In our exercise, by expressing the series term as \(e^{-(\ln n)(\ln(\ln n))}\), we can compare it to a known convergent p-series. It shows that the series terms decrease significantly faster than any negative power of \(n\). Thus, using the Comparison Test, we conclude that our series converges.
This approach provides a straightforward pathway to decide on convergence by setting a simpler, familiar series as a benchmark.

Exponential decay refers to the decrease in a quantity by a consistent percentage rate over time. In the context of our series, we see exponential decay as \(n\) increases. The expression \(e^{-(\ln n)(\ln(\ln n))}\) reveals how the terms diminish as \(n\) gains larger values.
Compare this to simpler exponential decay, like cutting an amount by half repeatedly:

• Our term involves a complex exponent \(\ln n \, \ln(\ln n)\), with both logarithmic terms increasing with \(n\).
• The rapid growth of this exponent means the base of the exponent, \(e\), will shrink the term to practically zero very quickly.

This decay is sharper than standard exponential decreases, such as mere powers of \(n\), meaning these series terms vanish far faster than expected in typical cases. This behavior underpins why assembling these terms results in clarity about overall convergence, thanks to how swiftly they get negligible.

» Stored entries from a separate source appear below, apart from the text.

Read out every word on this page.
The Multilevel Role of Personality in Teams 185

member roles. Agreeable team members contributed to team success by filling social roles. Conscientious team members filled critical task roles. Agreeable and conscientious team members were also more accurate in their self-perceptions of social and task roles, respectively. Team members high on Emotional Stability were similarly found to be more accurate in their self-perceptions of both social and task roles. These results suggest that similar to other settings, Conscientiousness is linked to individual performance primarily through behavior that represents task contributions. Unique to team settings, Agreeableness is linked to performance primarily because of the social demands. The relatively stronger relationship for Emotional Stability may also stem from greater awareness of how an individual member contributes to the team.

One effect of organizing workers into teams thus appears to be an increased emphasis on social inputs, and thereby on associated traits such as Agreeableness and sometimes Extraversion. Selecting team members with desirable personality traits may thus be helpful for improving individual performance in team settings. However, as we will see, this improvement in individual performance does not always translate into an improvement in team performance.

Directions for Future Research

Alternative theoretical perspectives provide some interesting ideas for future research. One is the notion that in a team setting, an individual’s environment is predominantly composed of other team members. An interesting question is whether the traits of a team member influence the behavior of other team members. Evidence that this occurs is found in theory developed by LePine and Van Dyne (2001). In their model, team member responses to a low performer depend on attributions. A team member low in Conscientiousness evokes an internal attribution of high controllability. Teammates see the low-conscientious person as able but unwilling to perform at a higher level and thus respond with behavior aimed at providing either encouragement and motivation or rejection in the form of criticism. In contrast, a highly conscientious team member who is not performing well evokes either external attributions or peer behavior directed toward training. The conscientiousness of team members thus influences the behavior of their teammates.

A p-series is a kind of series that takes the form \(\sum \frac{1}{n^p}\) where \(p\) is a positive constant. These series are well-explored, with clear rules:

• The p-series converges if \(p > 1\).
• It diverges if \(p \leq 1\).

In our exercise, the hinted use of comparison to a p-series reflects the strategy to identify the convergence quicker. By expressing the series term in the form \(e^{-(\ln n)(\ln(\ln n))}\), it’s evident that this type of decay outpaces even \(n^{-p}\) with any \(p > 1\).
That's the brilliance of p-series. They serve as an apt litmus test for series that may not have \(1/n^p\) structures but behave similarly in growth or decay patterns. Always paying attention to these comparisons helps tackle convergence with tried-and-tested methods.

Logarithmic functions like \(\ln x\) play a critical role in analyzing our series term \(e^{-(\ln n)(\ln(\ln n))}\). These functions help capture how terms increase or decrease as \(n\) becomes very large.

• Functions of the form \(\ln n\) increase, but very slowly, indicating that even when \(n\) is astronomical, \(\ln n\) remains manageable.
• Complex logarithmic expressions like \(\ln(\ln n)\) increase even more slowly, allowing the series analysis to tackle these growths methodically.

In combination, they guide how we interpret both the exponent in decay types and the efficiency of comparison or manipulation with other series. Understanding these not-so-straightforward logarithmic behaviors becomes pivotal. They offer insights into the underlying trends of the series, amplifying our analysis with the power of logarithmic scaling.